La vie dans la plaine libre mais nue, sans arbres, sans variété d’aspects, reste donc trop monotone, trop une pour que les habitants de la steppe puissent se modifier et progresser spontanément sous l’influence du milieu. A moins de secousses violentes causées par les incursions d’étrangers, par de longues sécheresses des incendies ou d’autres événements qui les forcent à l’émigration, ils en restent au même degré de civilisation pendant une période indéfinie de siècles. Mais ces révolutions imprévues dans leur existence peuvent se produire soudain, et alors la population tout entière, avec enfants, femmes et vieillards, avec animaux et objets de campement, se déplace en bloc. L’exode est complet.

Des peuplades d’agriculteurs, vivant à l’écart les uns des autres, en des milieux divers, ici dans les vallons des montagnes, ailleurs sur les rivages des lacs, au bord des ruisseaux ou des clairières de forêts, ne pourraient se rassembler ainsi en armées immenses, et d’ailleurs elles seraient retenues par la force d’attraction de leurs intérêts locaux, par cet esprit conservateur qui s’est asservi toutes les sociétés agricoles. Mais des bergers nomades, unifiés par les occupations, les mœurs, le genre de vie, aussi bien que par l’aspect de la nature environnante, n’ont point de pareils liens à briser : accoutumés à la course à travers les steppes, ils peuvent se masser facilement ; ne laissant point de traînards derrière elle, une nation entière peut se grouper dans un seul plissement de la steppe.
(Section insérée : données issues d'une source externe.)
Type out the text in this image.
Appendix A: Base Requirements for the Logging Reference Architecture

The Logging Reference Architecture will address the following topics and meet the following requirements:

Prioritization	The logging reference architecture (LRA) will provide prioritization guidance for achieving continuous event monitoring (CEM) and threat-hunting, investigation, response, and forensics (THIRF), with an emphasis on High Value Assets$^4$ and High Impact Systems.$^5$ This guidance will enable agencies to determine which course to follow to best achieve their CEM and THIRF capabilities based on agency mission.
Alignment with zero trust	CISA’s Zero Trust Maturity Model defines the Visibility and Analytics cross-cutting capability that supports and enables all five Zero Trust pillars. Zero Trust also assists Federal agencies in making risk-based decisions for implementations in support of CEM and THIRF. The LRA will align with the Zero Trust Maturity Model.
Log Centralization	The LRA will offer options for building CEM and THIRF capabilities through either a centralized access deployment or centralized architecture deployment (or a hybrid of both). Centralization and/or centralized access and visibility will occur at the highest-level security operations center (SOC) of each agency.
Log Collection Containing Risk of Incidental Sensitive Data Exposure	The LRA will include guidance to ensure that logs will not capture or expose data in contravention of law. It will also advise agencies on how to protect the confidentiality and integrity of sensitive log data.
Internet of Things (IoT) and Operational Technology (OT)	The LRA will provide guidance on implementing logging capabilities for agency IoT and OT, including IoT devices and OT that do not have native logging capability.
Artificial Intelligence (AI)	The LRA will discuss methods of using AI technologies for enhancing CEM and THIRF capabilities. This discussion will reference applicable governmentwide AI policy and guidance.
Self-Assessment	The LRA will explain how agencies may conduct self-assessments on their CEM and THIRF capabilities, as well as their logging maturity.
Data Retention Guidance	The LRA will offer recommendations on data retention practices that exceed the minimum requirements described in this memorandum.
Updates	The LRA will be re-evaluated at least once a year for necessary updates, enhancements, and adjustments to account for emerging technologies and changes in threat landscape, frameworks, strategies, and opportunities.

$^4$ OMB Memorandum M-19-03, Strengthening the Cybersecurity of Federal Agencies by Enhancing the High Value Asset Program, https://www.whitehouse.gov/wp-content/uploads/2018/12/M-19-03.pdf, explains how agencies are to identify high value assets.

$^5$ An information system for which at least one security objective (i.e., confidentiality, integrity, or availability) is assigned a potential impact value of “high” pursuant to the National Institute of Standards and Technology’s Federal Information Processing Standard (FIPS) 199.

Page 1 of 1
Si des régions de la Terre, comme la plaine herbeuse, facilitent les déplacements, donnent même à l’homme l’instinct de migration, il est au contraire des lieux de résidence qui peuvent être considérés comme de véritables prisons, tant le domaine d’habitation se trouve brusquement limité. Telle est la forêt primitive, non pas la forêt qu’on aménage et qu’on transforme en parcs, avec allées, lieux de tir et champ de course, mais la selve dont l’homme a jusqu’à maintenant respecté les arbres géants, ancêtres mystérieux.